Há no entanto, um fenómeno do Norte português que é indesmentível – o do culto do ouro, que tem origem na cultura castreja galaica, de provável raiz celta, e cujos costumes aproximam ainda hoje a Galiza do Minho, regiões que outrora fizeram parte do mesmo bloco, o da Gallaecia. Esta idolatria pelo mais cobiçado dos metais preciosos chegou até ao presente. Quem quiser atestá-lo, basta meter os pés nas coloridas Festas da Senhora da Agonia e olhar para as minhotas a envergar um enxoval de áureos corações e trancelins ao peito. Paulo Alexandre Loução, no seu livro “A alma secreta de Portugal“, pega no exemplo das arrecadas vianenses de agora e compara-as com as que foram encontradas em Vilar dos Santos, na Galiza, e que datam do III ao II milénio antes de Cristo – diz o autor que “é impressionante como o arquétipo das arrecadas sobreviveu”. De igual forma, e pegando em específico no exemplo da Póvoa de Lanhoso, três torques de ouro foram descobertos no Castro de Lanhoso, todos decorados com um certo bordado que conseguimos estabelecer paralelo com a filigrana presentemente praticada no concelho.

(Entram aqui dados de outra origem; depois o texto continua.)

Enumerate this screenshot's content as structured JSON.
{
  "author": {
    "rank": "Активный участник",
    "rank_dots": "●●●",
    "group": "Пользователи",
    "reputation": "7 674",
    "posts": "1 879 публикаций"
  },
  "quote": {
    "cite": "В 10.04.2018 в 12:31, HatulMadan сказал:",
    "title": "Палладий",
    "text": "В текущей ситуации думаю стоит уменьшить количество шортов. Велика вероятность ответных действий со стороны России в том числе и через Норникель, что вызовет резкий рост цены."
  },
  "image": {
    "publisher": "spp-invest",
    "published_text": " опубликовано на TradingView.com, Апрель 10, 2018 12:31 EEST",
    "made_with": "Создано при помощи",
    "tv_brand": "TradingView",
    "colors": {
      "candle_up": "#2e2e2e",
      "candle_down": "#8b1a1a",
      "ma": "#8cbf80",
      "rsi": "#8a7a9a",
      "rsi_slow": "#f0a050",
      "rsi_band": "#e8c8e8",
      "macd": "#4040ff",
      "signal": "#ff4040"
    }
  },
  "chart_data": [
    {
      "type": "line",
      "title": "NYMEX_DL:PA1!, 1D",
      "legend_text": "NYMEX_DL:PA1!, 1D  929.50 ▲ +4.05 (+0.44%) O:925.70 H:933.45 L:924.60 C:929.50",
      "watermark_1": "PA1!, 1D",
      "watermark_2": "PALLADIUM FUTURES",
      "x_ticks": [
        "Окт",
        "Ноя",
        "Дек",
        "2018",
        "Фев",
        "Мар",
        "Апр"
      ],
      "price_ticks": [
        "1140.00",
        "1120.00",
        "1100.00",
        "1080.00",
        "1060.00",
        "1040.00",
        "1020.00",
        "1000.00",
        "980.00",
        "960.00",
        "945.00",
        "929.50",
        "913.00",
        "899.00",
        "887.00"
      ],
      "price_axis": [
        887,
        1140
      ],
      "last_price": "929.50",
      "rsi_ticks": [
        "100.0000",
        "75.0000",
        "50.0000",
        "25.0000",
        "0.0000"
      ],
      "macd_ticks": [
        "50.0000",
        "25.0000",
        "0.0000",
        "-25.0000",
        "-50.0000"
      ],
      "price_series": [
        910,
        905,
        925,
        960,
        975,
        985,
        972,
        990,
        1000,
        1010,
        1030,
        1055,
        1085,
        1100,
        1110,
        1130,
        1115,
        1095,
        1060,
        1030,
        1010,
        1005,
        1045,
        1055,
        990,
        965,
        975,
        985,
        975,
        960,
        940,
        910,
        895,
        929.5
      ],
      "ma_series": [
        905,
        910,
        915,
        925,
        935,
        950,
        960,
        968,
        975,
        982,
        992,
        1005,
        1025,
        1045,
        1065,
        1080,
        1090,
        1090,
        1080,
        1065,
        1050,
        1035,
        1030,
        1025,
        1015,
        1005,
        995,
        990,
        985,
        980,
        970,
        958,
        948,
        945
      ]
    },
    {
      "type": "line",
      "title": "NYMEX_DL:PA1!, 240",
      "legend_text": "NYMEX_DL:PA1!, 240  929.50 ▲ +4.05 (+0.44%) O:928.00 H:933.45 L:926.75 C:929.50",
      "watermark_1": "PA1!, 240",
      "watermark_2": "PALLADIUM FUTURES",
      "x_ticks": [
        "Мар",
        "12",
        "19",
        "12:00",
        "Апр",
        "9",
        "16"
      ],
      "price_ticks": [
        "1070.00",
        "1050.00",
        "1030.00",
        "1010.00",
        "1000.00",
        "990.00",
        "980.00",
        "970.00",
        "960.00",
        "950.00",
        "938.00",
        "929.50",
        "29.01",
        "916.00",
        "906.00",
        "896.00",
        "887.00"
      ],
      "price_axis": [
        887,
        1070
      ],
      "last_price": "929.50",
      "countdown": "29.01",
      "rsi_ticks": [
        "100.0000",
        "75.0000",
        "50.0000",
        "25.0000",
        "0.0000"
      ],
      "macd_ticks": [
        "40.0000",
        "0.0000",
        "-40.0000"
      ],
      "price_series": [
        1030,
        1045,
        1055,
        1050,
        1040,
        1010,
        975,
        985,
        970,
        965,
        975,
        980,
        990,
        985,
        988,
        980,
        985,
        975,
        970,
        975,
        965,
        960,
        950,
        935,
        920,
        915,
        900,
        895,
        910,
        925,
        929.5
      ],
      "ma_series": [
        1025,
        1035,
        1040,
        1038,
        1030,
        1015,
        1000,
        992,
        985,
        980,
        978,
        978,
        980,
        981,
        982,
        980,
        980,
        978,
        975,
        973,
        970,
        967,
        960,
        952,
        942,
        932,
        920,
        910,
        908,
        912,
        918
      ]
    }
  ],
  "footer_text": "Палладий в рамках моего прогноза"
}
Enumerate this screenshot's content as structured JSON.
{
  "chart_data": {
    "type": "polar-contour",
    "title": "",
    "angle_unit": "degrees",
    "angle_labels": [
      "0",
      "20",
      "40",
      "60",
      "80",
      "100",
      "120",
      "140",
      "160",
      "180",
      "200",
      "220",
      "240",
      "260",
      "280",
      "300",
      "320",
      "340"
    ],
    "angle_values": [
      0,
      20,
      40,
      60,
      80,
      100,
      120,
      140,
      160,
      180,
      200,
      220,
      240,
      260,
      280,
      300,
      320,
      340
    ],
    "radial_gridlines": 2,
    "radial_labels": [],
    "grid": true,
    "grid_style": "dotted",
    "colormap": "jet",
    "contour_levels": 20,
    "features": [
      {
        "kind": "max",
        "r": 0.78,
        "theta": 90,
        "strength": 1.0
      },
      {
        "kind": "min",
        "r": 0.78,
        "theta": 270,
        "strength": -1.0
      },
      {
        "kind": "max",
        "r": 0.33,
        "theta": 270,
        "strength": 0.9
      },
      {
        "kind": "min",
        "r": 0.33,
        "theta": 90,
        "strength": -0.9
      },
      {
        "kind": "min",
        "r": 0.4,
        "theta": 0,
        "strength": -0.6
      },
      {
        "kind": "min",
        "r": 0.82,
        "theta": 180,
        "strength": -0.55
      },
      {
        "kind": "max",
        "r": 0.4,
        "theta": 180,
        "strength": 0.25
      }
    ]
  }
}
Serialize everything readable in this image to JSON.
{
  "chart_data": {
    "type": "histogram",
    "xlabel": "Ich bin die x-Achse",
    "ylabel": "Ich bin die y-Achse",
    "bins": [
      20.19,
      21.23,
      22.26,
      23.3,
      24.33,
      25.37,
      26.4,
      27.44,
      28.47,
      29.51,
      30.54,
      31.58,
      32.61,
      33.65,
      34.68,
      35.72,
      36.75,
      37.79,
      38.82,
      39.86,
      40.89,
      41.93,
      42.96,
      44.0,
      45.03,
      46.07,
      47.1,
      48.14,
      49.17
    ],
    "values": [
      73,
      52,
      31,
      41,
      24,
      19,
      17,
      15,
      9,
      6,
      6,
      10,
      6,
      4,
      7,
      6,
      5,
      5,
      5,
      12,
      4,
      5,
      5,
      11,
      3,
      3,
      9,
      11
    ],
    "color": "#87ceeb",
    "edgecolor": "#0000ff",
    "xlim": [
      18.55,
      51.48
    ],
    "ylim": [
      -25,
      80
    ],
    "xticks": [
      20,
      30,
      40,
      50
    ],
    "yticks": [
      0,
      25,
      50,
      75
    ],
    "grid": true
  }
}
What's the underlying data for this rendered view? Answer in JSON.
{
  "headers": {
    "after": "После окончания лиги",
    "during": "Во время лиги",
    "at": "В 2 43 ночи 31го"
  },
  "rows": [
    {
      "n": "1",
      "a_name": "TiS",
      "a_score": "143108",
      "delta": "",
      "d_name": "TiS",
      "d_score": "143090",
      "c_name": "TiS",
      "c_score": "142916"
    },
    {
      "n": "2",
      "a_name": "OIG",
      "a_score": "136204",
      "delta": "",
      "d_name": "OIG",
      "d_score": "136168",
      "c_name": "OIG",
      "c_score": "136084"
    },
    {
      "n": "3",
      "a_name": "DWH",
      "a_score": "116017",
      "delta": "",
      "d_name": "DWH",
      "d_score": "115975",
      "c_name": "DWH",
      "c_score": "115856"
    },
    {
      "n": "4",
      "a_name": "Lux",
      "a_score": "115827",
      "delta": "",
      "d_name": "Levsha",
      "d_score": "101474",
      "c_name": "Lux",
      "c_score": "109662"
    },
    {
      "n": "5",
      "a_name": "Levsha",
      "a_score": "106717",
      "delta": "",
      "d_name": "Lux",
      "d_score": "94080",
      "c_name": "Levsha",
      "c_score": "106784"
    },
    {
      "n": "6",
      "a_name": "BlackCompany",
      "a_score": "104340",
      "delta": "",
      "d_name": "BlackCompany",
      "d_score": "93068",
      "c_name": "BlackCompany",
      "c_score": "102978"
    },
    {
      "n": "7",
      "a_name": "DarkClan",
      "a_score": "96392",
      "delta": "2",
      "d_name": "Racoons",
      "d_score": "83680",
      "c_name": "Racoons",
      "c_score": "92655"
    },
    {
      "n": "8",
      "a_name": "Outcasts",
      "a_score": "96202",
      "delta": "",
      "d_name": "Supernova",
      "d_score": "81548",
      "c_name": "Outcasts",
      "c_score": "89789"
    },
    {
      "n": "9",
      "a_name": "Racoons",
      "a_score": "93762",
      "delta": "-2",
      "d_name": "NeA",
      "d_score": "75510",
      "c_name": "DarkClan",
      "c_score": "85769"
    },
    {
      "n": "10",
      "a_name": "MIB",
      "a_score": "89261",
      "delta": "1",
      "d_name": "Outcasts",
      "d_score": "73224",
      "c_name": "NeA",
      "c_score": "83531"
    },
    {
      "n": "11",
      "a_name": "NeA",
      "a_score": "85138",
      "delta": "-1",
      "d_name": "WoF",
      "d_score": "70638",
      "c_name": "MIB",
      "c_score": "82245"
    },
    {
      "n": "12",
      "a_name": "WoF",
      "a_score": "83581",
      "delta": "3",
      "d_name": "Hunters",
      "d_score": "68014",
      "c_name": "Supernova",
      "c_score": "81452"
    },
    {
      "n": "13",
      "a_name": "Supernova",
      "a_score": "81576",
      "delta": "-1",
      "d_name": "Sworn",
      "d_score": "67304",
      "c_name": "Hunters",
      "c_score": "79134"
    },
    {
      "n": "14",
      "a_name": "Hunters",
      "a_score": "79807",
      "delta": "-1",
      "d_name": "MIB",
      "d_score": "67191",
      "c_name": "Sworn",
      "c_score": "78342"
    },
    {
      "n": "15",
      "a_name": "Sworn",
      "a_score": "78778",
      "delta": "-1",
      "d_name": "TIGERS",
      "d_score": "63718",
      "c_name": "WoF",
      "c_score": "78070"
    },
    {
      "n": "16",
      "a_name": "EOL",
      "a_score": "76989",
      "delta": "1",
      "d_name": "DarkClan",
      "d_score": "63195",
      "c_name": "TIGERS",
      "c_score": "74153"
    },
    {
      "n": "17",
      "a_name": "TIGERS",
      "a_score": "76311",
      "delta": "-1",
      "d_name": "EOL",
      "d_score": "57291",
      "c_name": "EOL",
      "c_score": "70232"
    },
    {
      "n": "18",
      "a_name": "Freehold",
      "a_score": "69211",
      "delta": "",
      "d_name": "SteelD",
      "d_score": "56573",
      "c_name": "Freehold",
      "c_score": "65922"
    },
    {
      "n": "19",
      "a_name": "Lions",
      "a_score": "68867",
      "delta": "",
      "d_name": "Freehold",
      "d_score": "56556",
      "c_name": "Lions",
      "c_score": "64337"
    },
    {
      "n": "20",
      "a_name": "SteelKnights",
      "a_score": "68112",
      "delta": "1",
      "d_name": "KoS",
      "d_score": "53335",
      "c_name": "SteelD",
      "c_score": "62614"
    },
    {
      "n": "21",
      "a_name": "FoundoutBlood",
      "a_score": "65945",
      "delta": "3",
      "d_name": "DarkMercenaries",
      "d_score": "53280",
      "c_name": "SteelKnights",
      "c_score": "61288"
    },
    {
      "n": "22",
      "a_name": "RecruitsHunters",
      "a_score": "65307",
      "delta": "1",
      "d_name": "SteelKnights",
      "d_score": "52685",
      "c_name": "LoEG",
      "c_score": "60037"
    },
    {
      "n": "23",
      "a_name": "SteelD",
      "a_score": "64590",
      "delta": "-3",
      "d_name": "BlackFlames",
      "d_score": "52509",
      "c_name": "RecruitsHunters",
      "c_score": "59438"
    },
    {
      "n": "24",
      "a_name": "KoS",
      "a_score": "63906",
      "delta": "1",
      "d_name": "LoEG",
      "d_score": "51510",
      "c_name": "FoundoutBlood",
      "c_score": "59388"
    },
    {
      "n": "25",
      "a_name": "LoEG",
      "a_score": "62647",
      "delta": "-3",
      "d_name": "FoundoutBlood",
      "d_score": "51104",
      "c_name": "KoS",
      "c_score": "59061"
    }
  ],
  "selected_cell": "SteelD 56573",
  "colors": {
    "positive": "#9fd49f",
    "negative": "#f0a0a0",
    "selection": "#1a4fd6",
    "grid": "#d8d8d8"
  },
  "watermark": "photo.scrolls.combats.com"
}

De resto, para a alma minhota, o ouro não significa apenas riqueza e opulência. O ouro é uma alegoria à fecundidade abundante, e não há nada mais fecundo do que o Minho, desde a terra que dá alimento, à mulher que dá filhos.
Ou seja, podemos discutir quem trouxe a ideia de bordar ouro em pequeníssimos fios para território português. Os romanos terão tido, possivelmente, influência. O povo árabe que ocupou a península também. Mas sendo factual que a arte da filigrana não começou cá, parece evidente que, cá chegando, encontrou no Norte português terreno fértil para crescer. Num sítio com vento favorável, a arte foi aprimorando com o tempo. No século XVII, o negócio das ourivesarias instalava-se definitivamente no país, e não por coincidência, maioritariamente no Norte: no Porto, em Gondomar, na Póvoa do Lanhoso, em Guimarães, em Braga, entre outras. A filigrana chegava às lojas para não mais sair.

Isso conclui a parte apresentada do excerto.